Time domain and spectral analysis of TNF- and IL-1β–mediated neurograms. (A) Plot showing the total CAP counts in the 10-min period immediately after cytokine administration (saline, 200 μL per mouse, N = 6; TNF, 50 μg per mouse, N = 21; IL-1β, 350 ng/kg, N = 10). Values between the saline control and each cytokine are statistically significant (*, P < .05, MW test), but the cytokines are not significantly different from each other (ns, P = .07, t test). (B) Graph depicting the latency (mean ± SEM) for the TNF and IL-1β responses, with no significant difference between values (P = .16, t test). (C) Power spectral densities (PSDs) for the TNF (blue) and IL-1β (green) responses in the 0–30 Hz range for the unfiltered neurogram recordings. (Inset) PSD for the 0–200 Hz range, with the gray rectangle indicating the expanded plot. (D) The areas under the PSDs (0–400 Hz range) were calculated for TNF and IL-1β. The calculated area for each response is shown for TNF (blue) and IL-1β (green).
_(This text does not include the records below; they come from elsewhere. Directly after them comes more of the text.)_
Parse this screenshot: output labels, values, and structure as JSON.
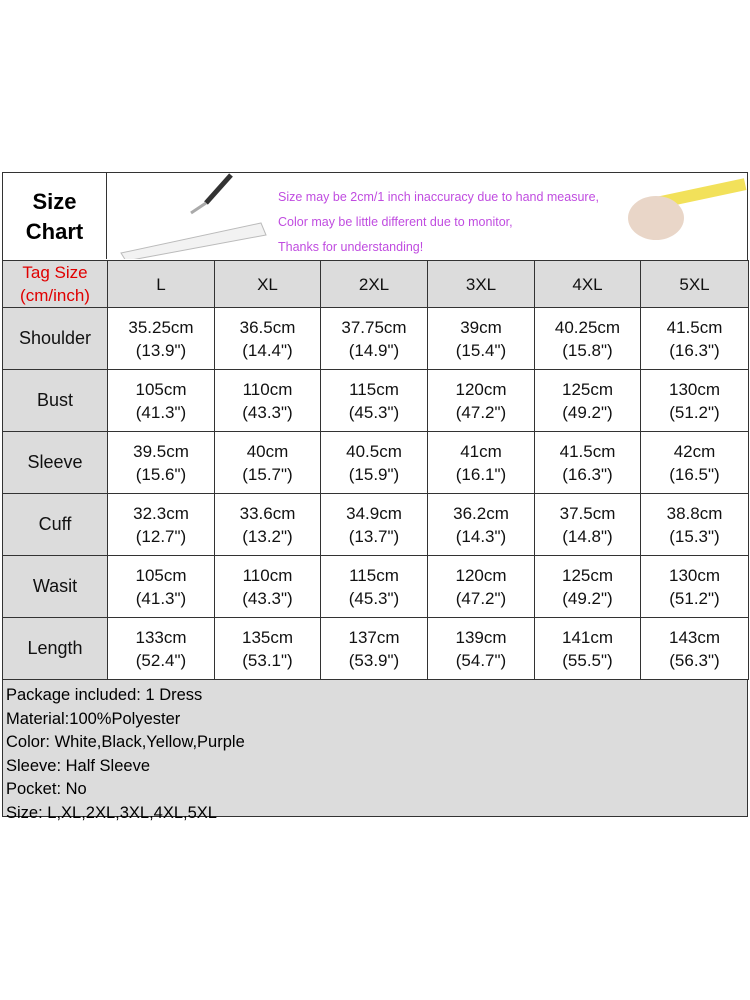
{
  "header": {
    "title": [
      "Size",
      "Chart"
    ],
    "notes": [
      "Size may be 2cm/1 inch inaccuracy due to hand measure,",
      "Color may be little different due to monitor,",
      "Thanks for understanding!"
    ]
  },
  "table": {
    "header_label": [
      "Tag Size",
      "(cm/inch)"
    ],
    "columns": [
      "L",
      "XL",
      "2XL",
      "3XL",
      "4XL",
      "5XL"
    ],
    "rows": [
      {
        "label": "Shoulder",
        "cells": [
          [
            "35.25cm",
            "(13.9\")"
          ],
          [
            "36.5cm",
            "(14.4\")"
          ],
          [
            "37.75cm",
            "(14.9\")"
          ],
          [
            "39cm",
            "(15.4\")"
          ],
          [
            "40.25cm",
            "(15.8\")"
          ],
          [
            "41.5cm",
            "(16.3\")"
          ]
        ]
      },
      {
        "label": "Bust",
        "cells": [
          [
            "105cm",
            "(41.3\")"
          ],
          [
            "110cm",
            "(43.3\")"
          ],
          [
            "115cm",
            "(45.3\")"
          ],
          [
            "120cm",
            "(47.2\")"
          ],
          [
            "125cm",
            "(49.2\")"
          ],
          [
            "130cm",
            "(51.2\")"
          ]
        ]
      },
      {
        "label": "Sleeve",
        "cells": [
          [
            "39.5cm",
            "(15.6\")"
          ],
          [
            "40cm",
            "(15.7\")"
          ],
          [
            "40.5cm",
            "(15.9\")"
          ],
          [
            "41cm",
            "(16.1\")"
          ],
          [
            "41.5cm",
            "(16.3\")"
          ],
          [
            "42cm",
            "(16.5\")"
          ]
        ]
      },
      {
        "label": "Cuff",
        "cells": [
          [
            "32.3cm",
            "(12.7\")"
          ],
          [
            "33.6cm",
            "(13.2\")"
          ],
          [
            "34.9cm",
            "(13.7\")"
          ],
          [
            "36.2cm",
            "(14.3\")"
          ],
          [
            "37.5cm",
            "(14.8\")"
          ],
          [
            "38.8cm",
            "(15.3\")"
          ]
        ]
      },
      {
        "label": "Wasit",
        "cells": [
          [
            "105cm",
            "(41.3\")"
          ],
          [
            "110cm",
            "(43.3\")"
          ],
          [
            "115cm",
            "(45.3\")"
          ],
          [
            "120cm",
            "(47.2\")"
          ],
          [
            "125cm",
            "(49.2\")"
          ],
          [
            "130cm",
            "(51.2\")"
          ]
        ]
      },
      {
        "label": "Length",
        "cells": [
          [
            "133cm",
            "(52.4\")"
          ],
          [
            "135cm",
            "(53.1\")"
          ],
          [
            "137cm",
            "(53.9\")"
          ],
          [
            "139cm",
            "(54.7\")"
          ],
          [
            "141cm",
            "(55.5\")"
          ],
          [
            "143cm",
            "(56.3\")"
          ]
        ]
      }
    ]
  },
  "info": [
    "Package included: 1 Dress",
    "Material:100%Polyester",
    "Color: White,Black,Yellow,Purple",
    "Sleeve: Half Sleeve",
    "Pocket: No",
    "Size: L,XL,2XL,3XL,4XL,5XL"
  ]
}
Responses are statistically different (*, P < .05, MW test, N = 7 for each group), suggesting a potential biological substrate for cytokine discrimination within the CNS.

Figure 7

Genetic ablation of cytokine-mediated neurograms. (A, B) Plots showing the total CAP count in the 5-min period immediately after IL-1β or TNF administration in KO mice. (A) In TNFR1/2KO mice, responses for IL-1β (N = 8) and TNF (N = 5) are significantly different (*, P < .05, MW test). (B) In IL1RKO mice, CAPs for IL-1β (N = 8) and TNF (N = 8) are also statistically significant (*, P < .05, MW test). (C) Cultured nodose ganglia are stained for NeuN (left panel) to identify all cultured neurons, antibody for TNFR1 (green panel) and antibody for IL1R (red panel); merged signals are shown in the right panel. Scale bar, 50 μm. (D) Responsive neurons display a ≥ two-fold increase in Fluo-4 fluorescence in response to 100 ng/mL cytokine. (Top) Plot of neurons that respond to TNF in WT (N = 7) and TNFR1/2KO (N = 7) mice. (Bottom) Neurons that respond to IL-1β in WT (N = 5) and IL1RKO (N = 4) groups; *, P < .05, MW test.